You can't accuse Cameron of not having front. Anyone else faced with presenting a failed deal that will achieve the square root of damn-all, leaves us at the mercy of unelected bureaucrats who despise democracy and will open our borders to millions of migrants from Africa and Asia Minor while costing us each at least £3,000 a year may have shown some reluctance in their offer. But not Cameron. He rolled up his sleeves and was soon spreading Turtle wax on that turd, polishing cloth in hand.
And no, despite now living in an EU country other than the UK, I'll be voting 'Leave' without much fear.

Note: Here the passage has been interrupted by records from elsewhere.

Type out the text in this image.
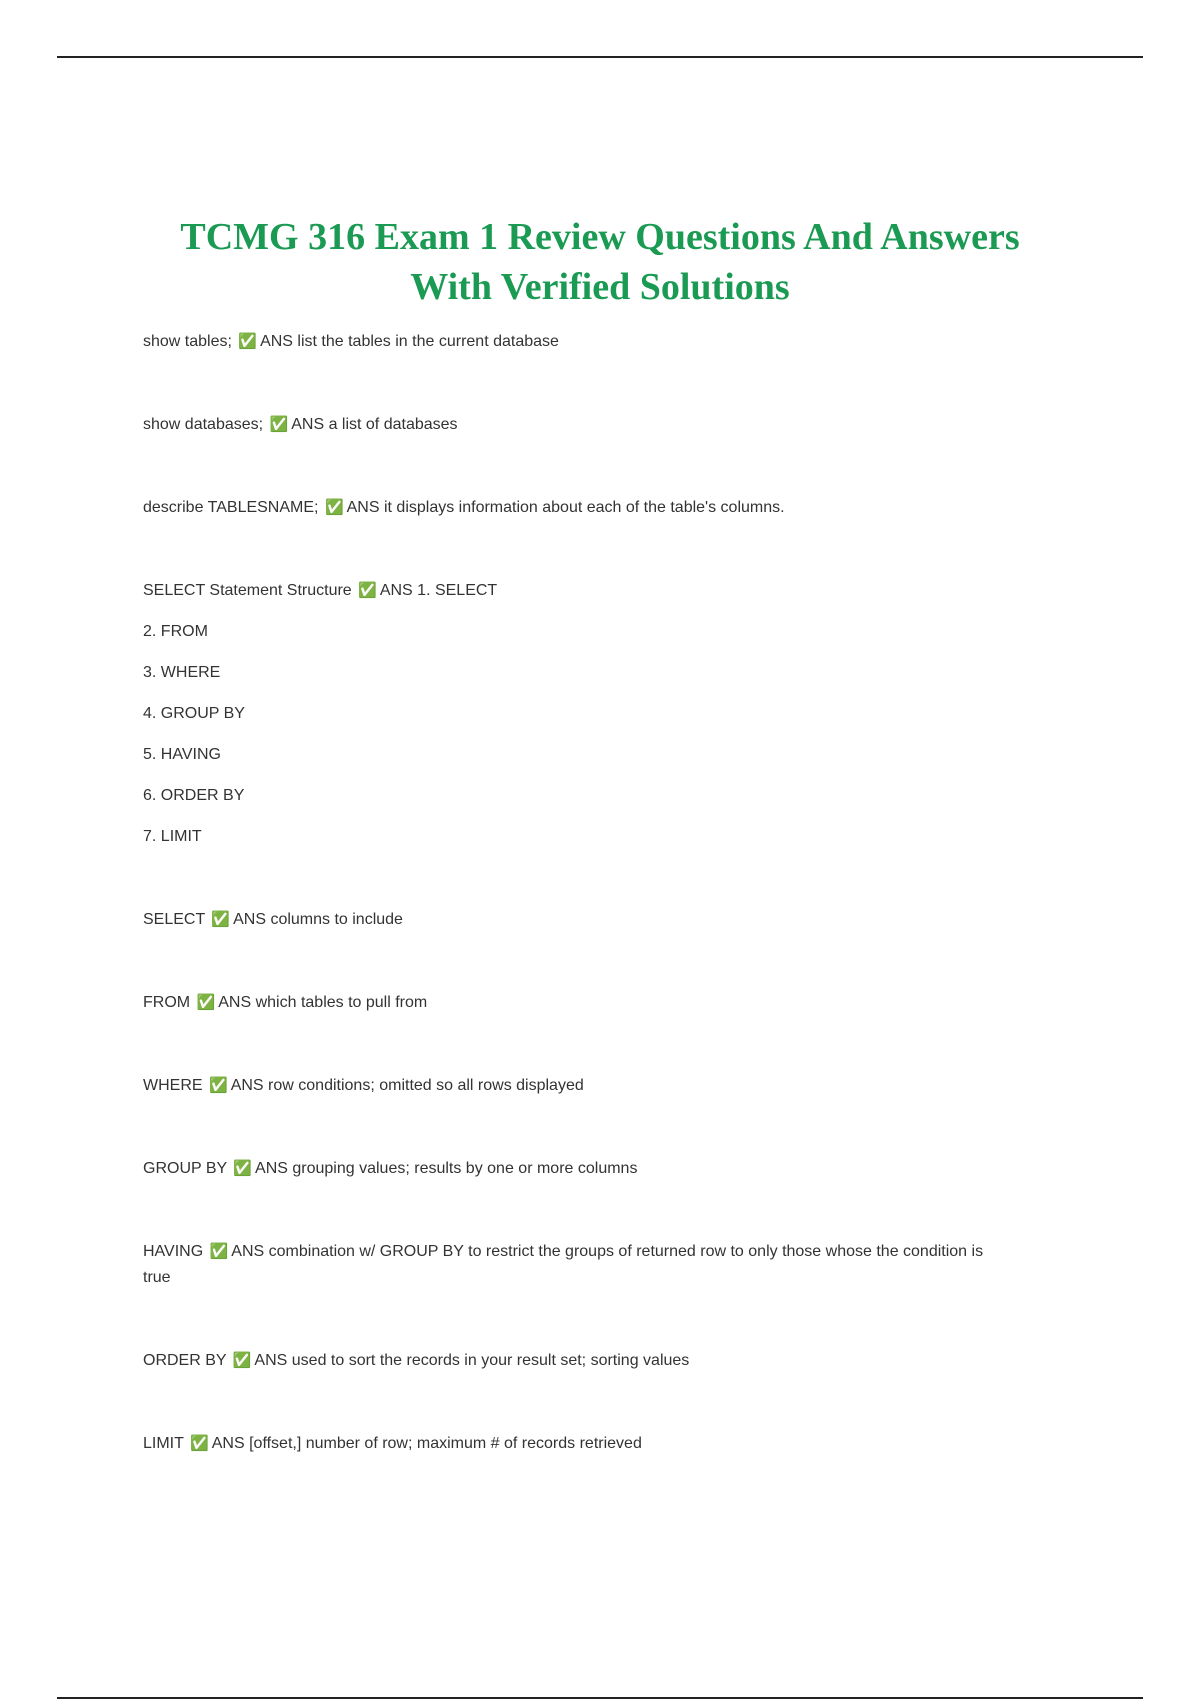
TCMG 316 Exam 1 Review Questions And Answers
With Verified Solutions

show tables; ✅ ANS list the tables in the current database

show databases; ✅ ANS a list of databases

describe TABLESNAME; ✅ ANS it displays information about each of the table's columns.

SELECT Statement Structure ✅ ANS 1. SELECT

2. FROM

3. WHERE

4. GROUP BY

5. HAVING

6. ORDER BY

7. LIMIT

SELECT ✅ ANS columns to include

FROM ✅ ANS which tables to pull from

WHERE ✅ ANS row conditions; omitted so all rows displayed

GROUP BY ✅ ANS grouping values; results by one or more columns

HAVING ✅ ANS combination w/ GROUP BY to restrict the groups of returned row to only those whose the condition is true

ORDER BY ✅ ANS used to sort the records in your result set; sorting values

LIMIT ✅ ANS [offset,] number of row; maximum # of records retrieved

If it succeeds there's not going to be any great mass movements of the 800,000 Poles living in the UK or the 800 Brits living in Poland or the 300,000 Kermits living in London. Not that I have any great confidence that 'Leave' will win; closer to June we'll have a lot of scaremongering of the 'Vote Leave and you'll never be allowed to have another holiday in Spain' variety. The Evening Standard will splash a 'Wine to double in price if Brexit' headline on the front page and the BBC will run a whole season of 'Panorama' with images of impoverished Brits scraping the gutter for potato peelings whilst Johnny Kermit lights his dinner table candles with a used fiver. Big business is not about to see its consumer-proles exercise any sort of democratic control.
So welcome to slavery, folk. The only reasonable option now is to make one's personal slavery as painless as possible.